InsightEdge Data Modeling
This section describes how to define the Data Grid model.
Class Annotations
The Data Grid native modeling is designed for Java POJO classes. In order to use Scala case classes with the grid, do the following:
- Annotate each property in the case class with
scala.beans.BeanProperty
(instructs the compiler to generate a bean-compatible getter and setter). - Mark each property as
var
. - Add a no-args constructor with default values.
There is partial support for immutable case classes in the data grid. For more information, refer to Constructor Based Properties.

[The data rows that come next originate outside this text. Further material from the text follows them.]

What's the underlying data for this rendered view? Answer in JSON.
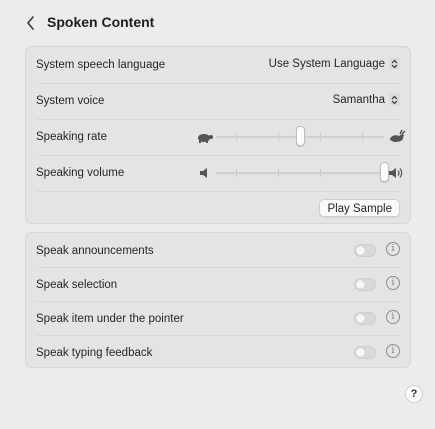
{
  "page": {
    "title": "Spoken Content"
  },
  "speech": {
    "language_label": "System speech language",
    "language_value": "Use System Language",
    "voice_label": "System voice",
    "voice_value": "Samantha",
    "rate_label": "Speaking rate",
    "rate_level": 0.5,
    "volume_label": "Speaking volume",
    "volume_level": 1.0,
    "play_sample": "Play Sample"
  },
  "options": [
    {
      "label": "Speak announcements",
      "enabled": false
    },
    {
      "label": "Speak selection",
      "enabled": false
    },
    {
      "label": "Speak item under the pointer",
      "enabled": false
    },
    {
      "label": "Speak typing feedback",
      "enabled": false
    }
  ],
  "help": {
    "label": "?"
  },
  "icons": {
    "back": "chevron-left-icon",
    "popup": "up-down-chevron-icon",
    "slow": "turtle-icon",
    "fast": "hare-icon",
    "vol_low": "speaker-low-icon",
    "vol_high": "speaker-high-icon",
    "info": "info-icon"
  }
}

In addition, you can use data-grid specific annotations from org.insightedge.scala.annotation
to enhance your data model. @SpaceId
is mandatory, the rest is optional.
Here is an example of Product
class:
import org.insightedge.scala.annotation._
import scala.beans.{BeanProperty, BooleanBeanProperty}
case class Product(
@BeanProperty @SpaceId var id: Long,
@BeanProperty var description: String,
@BeanProperty var quantity: Int
) {
def this() = this(-1, null, -1)
}
The Spark shell does not support defining annotations on your class model. Instead, pre-compile and import your model classes, or use the Zeppelin Web Notebook instead of the shell.
Autogenerate ID
If you want to increment the id
property automatically when saving to the data grid, use @SpaceId(autoGenerate = true)
(only for String
fields).
Indexing
You can improve the speed of data filtering and retrieval operations by indexing relevant fields with the @SpaceIndex
annotation.
For more information, refer to Indexing.
Controlling Spark Partitions
By default there is a one-to-one mapping between Spark and Data Grid partitions. If you want your RDD or DataFrame to have more partitions than Data Grid, you have to mixin org.insightedge.spark.model.BucketedGridModel
trait into your class.
The BucketedGridModel.metaBucketId
property should be uniformly distributed between 0 and 128.